Visa (V -1.70%) is an immense company with a commanding presence in nearly every corner of the world. It is by far this planet's No. 1 payment card brand -- a good position given the "war on cash" currently being waged against old-fashioned means of commerce.

So it's a company that is highly profitable and has rivers of money running through its treasury. Yet no enterprise is infallible, so let's see how solid its operations are at the moment, particularly with respect to its shareholder dividend.

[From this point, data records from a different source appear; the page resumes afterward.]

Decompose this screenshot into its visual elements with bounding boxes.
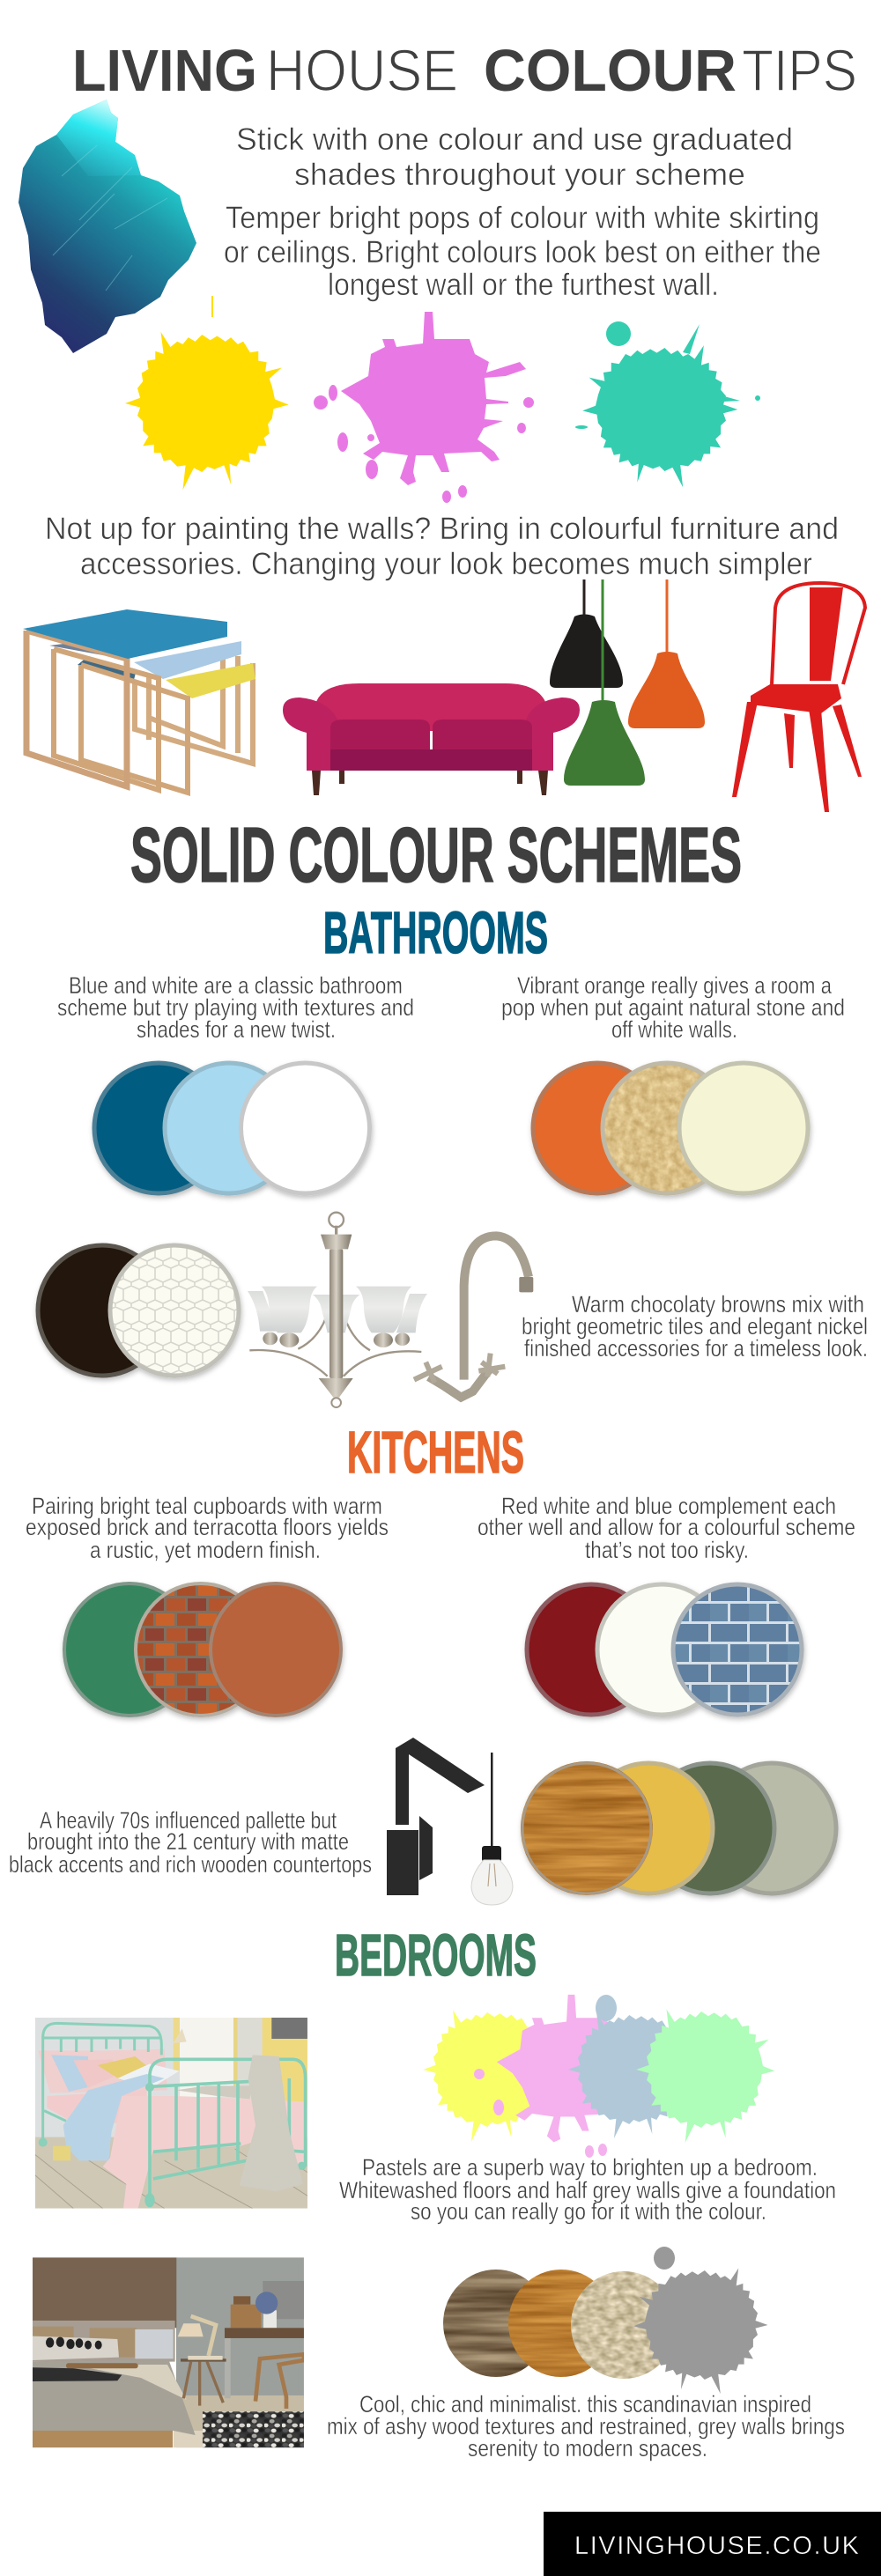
swatches: teal brick terracotta — [64, 1583, 341, 1716]
illustration: nesting tables — [23, 609, 255, 793]
text: teal cupboards: exposed brick and terracotta floors yields — [26, 1514, 389, 1540]
icon: yellow paint splat — [125, 296, 289, 490]
text: blue and white: scheme but try playing with textures and — [57, 994, 414, 1021]
swatches: pastel paint splats — [423, 1995, 774, 2158]
text: tip one colour: Stick with one colour and use graduated — [236, 122, 793, 157]
text: furniture tip: accessories. Changing your look becomes much simpler — [80, 547, 812, 581]
title: COLOUR — [484, 38, 737, 104]
illustration: green pendant lamp — [564, 579, 645, 786]
text: warm chocolaty browns — [522, 1291, 868, 1362]
title: TIPS — [742, 38, 857, 104]
footer: website badge: LIVINGHOUSE.CO.UK — [574, 2532, 860, 2560]
illustration: nickel tap — [414, 1236, 533, 1398]
illustration: black faucet — [387, 1738, 485, 1895]
swatches: wood wool grey splat — [443, 2247, 768, 2394]
footer: website badge — [544, 2512, 881, 2576]
text: vibrant orange — [501, 972, 845, 1043]
swatches: wood yellow green sage — [520, 1761, 836, 1895]
text: teal cupboards: Pairing bright teal cupboards with warm — [32, 1493, 382, 1519]
text: red white blue: that’s not too risky. — [585, 1537, 749, 1563]
text: tip one colour: shades throughout your scheme — [294, 158, 745, 192]
text: tip bright pops: Temper bright pops of colour with white skirting — [226, 201, 819, 235]
illustration: orange pendant lamp — [628, 579, 705, 728]
swatches: blue and white — [94, 1063, 370, 1193]
text: red white blue — [478, 1493, 855, 1563]
swatches: orange stone cream — [533, 1060, 808, 1196]
text: pastels: so you can really go for it with the colour. — [411, 2198, 766, 2225]
photo: scandinavian bedroom — [33, 2257, 304, 2447]
icon: blue paint brush stroke — [19, 100, 196, 353]
illustration: glass pendant — [471, 1753, 513, 1905]
text: blue and white: shades for a new twist. — [137, 1016, 336, 1043]
text: tip bright pops: longest wall or the furthest wall. — [328, 268, 719, 302]
heading: bedrooms: BEDROOMS — [335, 1923, 537, 1989]
swatches: red white blue tile — [527, 1584, 802, 1715]
illustration: red metal chair — [732, 583, 865, 812]
text: scandinavian — [327, 2391, 845, 2462]
title: HOUSE — [266, 38, 458, 104]
text: furniture tip — [45, 512, 839, 581]
text: pastels — [339, 2154, 836, 2225]
illustration: chandelier — [248, 1213, 427, 1407]
text: tip one colour — [236, 122, 793, 192]
illustration: black pendant lamp — [550, 579, 623, 688]
icon: teal paint splat — [575, 321, 760, 487]
text: seventies palette: black accents and rich wooden countertops — [9, 1851, 372, 1878]
photo: pastel bedroom — [35, 2018, 307, 2209]
text: seventies palette: brought into the 21 century with matte — [27, 1828, 349, 1855]
text: blue and white: Blue and white are a classic bathroom — [69, 972, 403, 999]
text: vibrant orange: off white walls. — [611, 1016, 737, 1043]
illustration: pink sofa — [283, 683, 580, 795]
text: teal cupboards: a rustic, yet modern finish. — [90, 1537, 321, 1563]
text: teal cupboards — [26, 1493, 389, 1563]
text: seventies palette — [9, 1807, 372, 1878]
text: scandinavian: serenity to modern spaces. — [468, 2435, 707, 2462]
swatches: brown and tile — [38, 1245, 239, 1376]
text: blue and white — [57, 972, 414, 1043]
title — [72, 38, 857, 104]
heading: kitchens: KITCHENS — [347, 1420, 524, 1486]
text: seventies palette: A heavily 70s influenced pallette but — [40, 1807, 337, 1834]
title: LIVING — [72, 38, 257, 104]
text: tip bright pops — [224, 201, 821, 302]
text: furniture tip: Not up for painting the walls? Bring in colourful furniture and — [45, 512, 839, 546]
text: tip bright pops: or ceilings. Bright colours look best on either the — [224, 235, 821, 269]
icon: pink paint splat — [314, 312, 534, 503]
heading: bathrooms: BATHROOMS — [323, 900, 548, 966]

Customer using Visa contactless technology

Image source: Visa.

Everywhere you -- and everybody else -- want to be

Visa is far ahead of its competition in terms of sheer volume. As of the end of 2017, according to Nilsson Report statistics cited by WalletHub, it had roughly 335 million cards in circulation. That far outpaced Mastercard's (MA -1.20%) 200 million, and was leagues in front of American Express(AXP 0.09%) 47.5 million.

Pole position is important for Visa because its success is dependent on volume. This is because it's an open-loop card payment company, meaning that it does not actually extend the credit being drawn by cardholders (in the case of its credit cards; debit card funds are drawn directly from bank accounts). Rather, the card's issuer is the one lending the dosh.

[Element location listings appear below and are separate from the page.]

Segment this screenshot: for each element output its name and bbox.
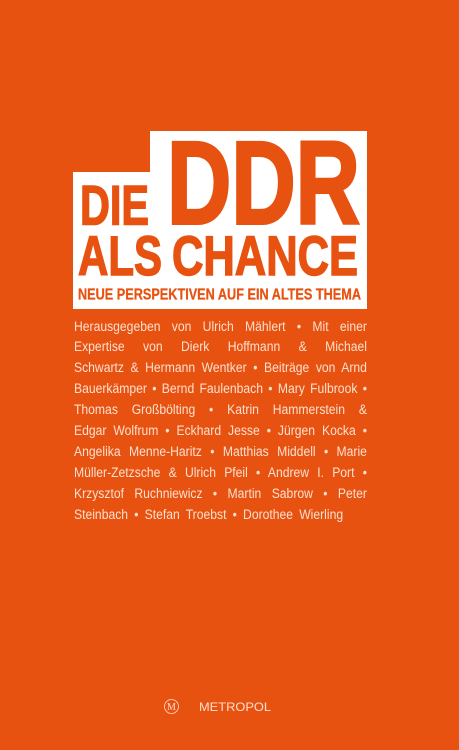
contributors text block: Angelika Menne-Haritz • Matthias Middell • Marie — [74, 444, 367, 459]
contributors text block: Expertise von Dierk Hoffmann & Michael — [74, 339, 367, 354]
contributors text block: Edgar Wolfrum • Eckhard Jesse • Jürgen Kocka • — [74, 423, 367, 438]
icon: M roundel: M — [167, 702, 176, 713]
white stepped title panel — [73, 131, 367, 309]
contributors text block: Krzysztof Ruchniewicz • Martin Sabrow • Peter — [74, 486, 367, 501]
contributors text block: Müller-Zetzsche & Ulrich Pfeil • Andrew I. Port • — [74, 465, 367, 480]
contributors text block: Steinbach • Stefan Troebst • Dorothee Wierling — [74, 507, 343, 522]
title: ALS CHANCE: CHANCE — [172, 224, 358, 287]
publisher name: METROPOL — [199, 702, 272, 714]
subtitle: NEUE PERSPEKTIVEN AUF EIN ALTES THEMA — [78, 286, 361, 304]
icon: M roundel — [164, 700, 178, 714]
contributors text block: Herausgegeben von Ulrich Mählert • Mit einer — [74, 318, 367, 334]
title: ALS CHANCE — [78, 224, 358, 287]
contributors text block: Thomas Großbölting • Katrin Hammerstein & — [74, 402, 367, 417]
title: DIE: DIE — [80, 174, 149, 236]
contributors text block — [74, 318, 367, 522]
title: DDR: DDR — [167, 118, 360, 250]
contributors text block: Bauerkämper • Bernd Faulenbach • Mary Fulbrook • — [74, 381, 367, 396]
contributors text block: Schwartz & Hermann Wentker • Beiträge von Arnd — [74, 360, 367, 375]
title: ALS CHANCE: ALS — [78, 224, 162, 287]
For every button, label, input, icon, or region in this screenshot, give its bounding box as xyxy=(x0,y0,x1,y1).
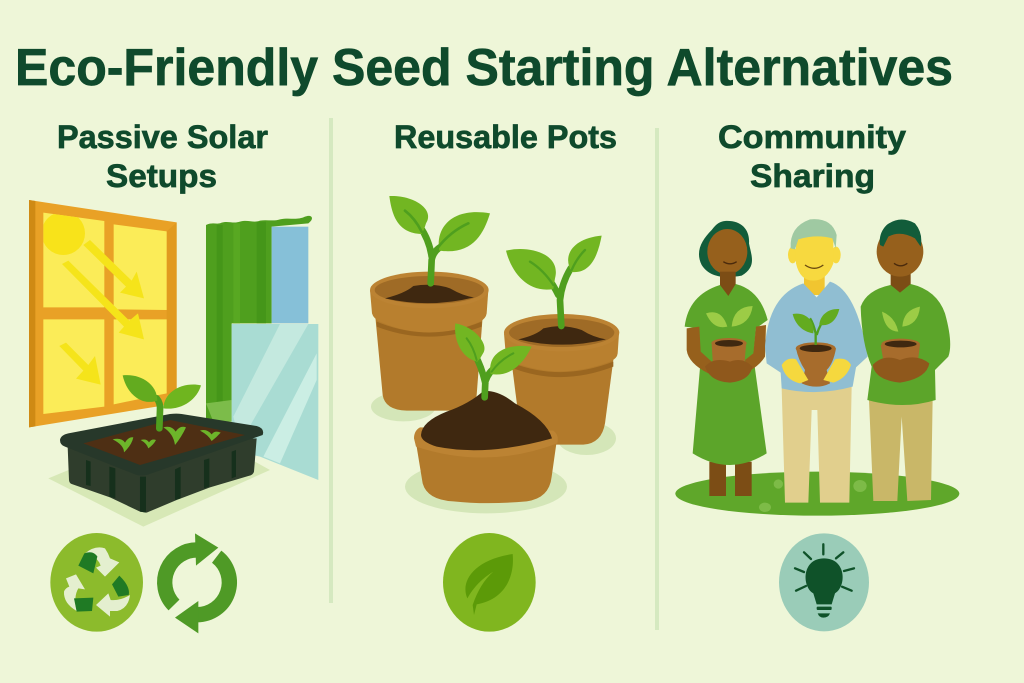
tall seedling xyxy=(123,375,201,428)
back right pot xyxy=(504,314,619,445)
tray shadow xyxy=(48,453,270,527)
illustration: reusable pots with seedlings xyxy=(370,196,619,513)
grass ground xyxy=(675,472,959,516)
heading: community sharing xyxy=(718,119,906,194)
pot shadows xyxy=(371,392,616,513)
illustration: community members holding potted plants xyxy=(675,219,959,516)
heading: reusable pots: Reusable Pots xyxy=(394,119,617,155)
seedling, front pot xyxy=(455,323,532,397)
title: Eco-Friendly Seed Starting Alternatives xyxy=(15,39,953,97)
glass panel xyxy=(232,324,318,480)
small sprouts xyxy=(113,427,221,452)
person: woman in green dress xyxy=(685,221,768,496)
seedling, back left pot xyxy=(389,196,490,283)
icon: refresh arrows xyxy=(165,533,229,633)
heading: passive solar setups: Setups xyxy=(106,158,217,194)
person: man in green shirt xyxy=(861,220,950,501)
icon: leaf badge xyxy=(443,533,536,632)
illustration: passive solar window and seed tray xyxy=(29,200,318,527)
person: man in blue sweater xyxy=(765,219,868,503)
heading: passive solar setups xyxy=(57,119,268,194)
icon: recycling symbol xyxy=(50,533,143,632)
window xyxy=(29,200,177,427)
back left pot xyxy=(370,272,489,411)
seedling, back right pot xyxy=(506,236,602,326)
icon: light bulb badge xyxy=(779,533,869,631)
heading: community sharing: Sharing xyxy=(750,158,875,194)
curtain xyxy=(206,216,312,422)
seed tray xyxy=(60,414,263,513)
heading: passive solar setups: Passive Solar xyxy=(57,119,268,155)
blue sky window xyxy=(272,227,308,323)
heading: community sharing: Community xyxy=(718,119,906,155)
front bowl pot xyxy=(414,391,558,503)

This means that Visa takes only a small cut, in the low-single-digit percentage range, of every transaction made through its card. The more purchases made on Visa plastic, the more revenue the company earns. The dynamic is similar for fellow open-looper Mastercard, but "closed-loop" operator American Express also acts as the issuer extending credit to its "members."

This high volume, combined with Visa's middleman position, means high profitability. And in these days when more people are holding and using plastic for their buys, it also means growth. In the company's Q1 it booked revenue of just over $5.5 billion, which was 13% higher on a year-over-year basis -- a very high figure for such a mature business. Net profit came in at nearly $3 billion, an 18% improvement.

Show me the money

Yet although Visa is a massive moneymaking machine, it isn't the most generous dividend payer. As of this writing, that quarterly payout stands at $0.25 per share, for a microscopic yield of 0.6%. Considering that the average yield of dividend-paying stocks on the S&P 500 is 1.9%, you could blindly throw a dart at a stock tote board and hit an issuer with a higher payout.

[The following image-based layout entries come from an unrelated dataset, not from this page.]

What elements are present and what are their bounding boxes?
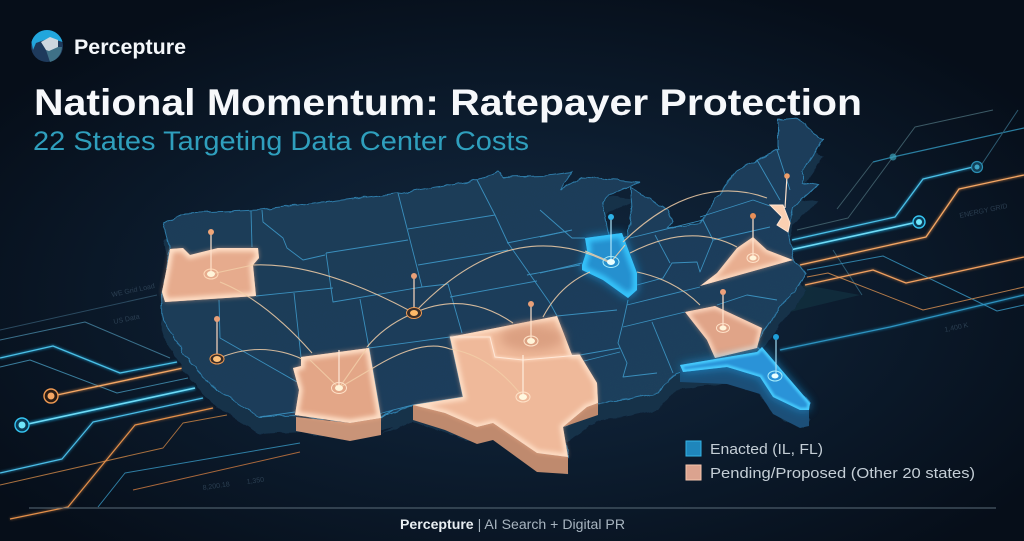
pin: Illinois [603,214,619,268]
footer rule [29,507,996,509]
state borders [219,150,790,418]
legend [686,441,975,482]
state: Arizona [293,348,381,441]
state: Georgia [685,306,762,358]
orange node [44,389,58,403]
pin: Nevada [210,316,224,364]
pin: Arizona [332,350,346,394]
state: New Jersey [770,205,790,232]
state: Virginia [700,237,793,286]
pin: Georgia [716,289,730,332]
legend: enacted: Enacted (IL, FL) [710,441,823,458]
faint background data labels: 1,350 [246,477,265,486]
right circuit lines [780,110,1024,350]
right blue node [913,216,925,228]
pin: Virginia [747,213,759,262]
footer: Percepture | AI Search + Digital PR [400,517,625,532]
state: Texas and Oklahoma [413,316,598,474]
faint background data labels: 1,400 K [944,322,969,334]
US map [162,118,823,474]
upper right node [972,162,982,172]
logo [31,30,186,62]
subtitle: 22 States Targeting Data Center Costs [33,126,529,156]
faint background data labels: US Data [113,314,140,326]
pin: Oklahoma [524,301,538,346]
state: Illinois [582,233,637,298]
pin: Texas [516,355,530,402]
legend: pending: Pending/Proposed (Other 20 states) [710,465,975,482]
faint background data labels: 8,200.18 [202,481,230,492]
map extruded side [162,135,823,474]
faint background data labels [111,203,1008,492]
title: National Momentum: Ratepayer Protection [34,82,862,123]
faint background data labels: WE Grid Load [111,283,156,299]
map top surface [162,118,823,457]
state: Oregon [162,248,259,302]
blue node [15,418,29,432]
connection arcs [211,191,767,397]
brand name: Percepture [74,36,186,59]
logo icon [31,30,63,62]
pin: Florida [768,334,782,381]
state: Florida [680,347,810,428]
pin: Nebraska [406,273,422,318]
ground panel right of coast [790,285,860,312]
left circuit lines [0,295,300,519]
location pins [204,173,790,402]
pin: New Jersey [784,173,790,208]
pin: Oregon [204,229,218,279]
faint background data labels: ENERGY GRID [959,203,1008,220]
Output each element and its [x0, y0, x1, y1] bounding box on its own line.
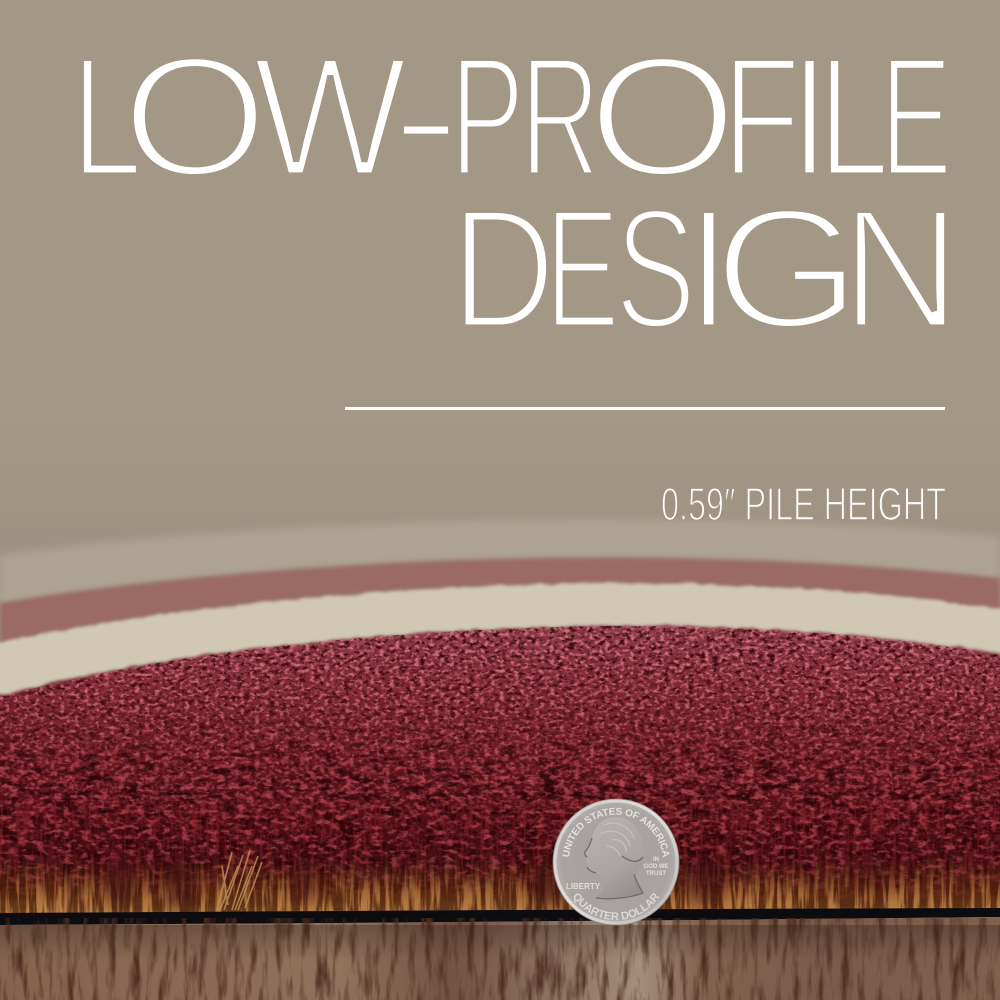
wood floor [0, 917, 1000, 1000]
rug: maroon stripe [0, 558, 1000, 645]
rug: cream stripe [0, 583, 1000, 698]
icon: quarter coin for scale: GOD WE [644, 864, 668, 870]
headline: F [722, 22, 801, 212]
divider rule [345, 407, 945, 410]
headline: L [818, 22, 890, 212]
headline: I [789, 22, 830, 212]
icon: quarter coin for scale: LIBERTY [566, 881, 600, 891]
headline: W [252, 22, 408, 212]
rug: distant beige stripe [0, 520, 1000, 605]
headline: I [686, 174, 732, 364]
headline: L [71, 22, 142, 212]
icon: quarter coin for scale [552, 798, 680, 926]
headline [71, 22, 961, 364]
taupe background [0, 0, 1000, 620]
headline: R [520, 22, 600, 212]
icon: quarter coin for scale: QUARTER DOLLAR [574, 893, 660, 920]
headline: O [588, 22, 738, 212]
rug: fringe edge with orange fibre tips [0, 800, 1000, 913]
rug: black backing edge [0, 908, 1000, 925]
icon: quarter coin for scale: IN [653, 857, 659, 863]
tuft [217, 850, 262, 910]
headline: D [451, 174, 556, 364]
rug: red pile field [0, 626, 1000, 916]
headline: G [714, 174, 861, 364]
headline: S [615, 174, 696, 364]
headline: E [545, 174, 620, 364]
icon: quarter coin for scale: TRUST [646, 871, 666, 877]
icon: quarter coin for scale: UNITED STATES OF AMERICA [562, 808, 670, 858]
headline: P [450, 22, 525, 212]
headline: E [880, 22, 952, 212]
headline: O [122, 22, 268, 212]
headline: - [390, 22, 462, 212]
headline: N [841, 174, 961, 364]
coin portrait [584, 817, 643, 899]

To some degree, that's understandable. Visa is on an unending mission to lengthen its lead in the payment card race. So it must constantly plow money into innovating and at least maintaining the appeal of its product. Those (accurate) "Visa Is Everywhere" ads and the many big-ticket sponsorship deals don't come cheap, either.

There's also a stock price to support, and per-share earnings figures to manage. Visa is an enormous buyer of its own stock, a tendency I've criticized it for in the past (as I don't think it sufficiently benefits shareholders). Earlier this year it authorized a whopping $8.5 billion of company money on share buybacks.

I should note that, unfortunately for income investors who like the finance sector, Visa is not alone in its miserly dividend ways. Mastercard has a similarly minuscule payout, with a yield that doesn't even reach Visa's 0.6%. And although American Express is the winner among the Big Three, it's not exactly a profligate spender on dividends with its skinny 1.4% yield.

The power of this plastic

So let's get to the question posed by our headline. Visa's business is secure -- face it, have you ever seen a card-accepting merchant that doesn't take Visa?

The company's position as the card payment brand is almost unassailable at this point. Millions of people around the world have at least one piece of its plastic stuffed in their wallets. And with the transition from cash to card ever intensifying, the company's key fundamentals should continue to grow robustly. Which in turn makes the dividend about as safe as a dividend can get. 

So there's probably no need to fear for Visa's future, or that of its dividend. Both seem rock solid just now.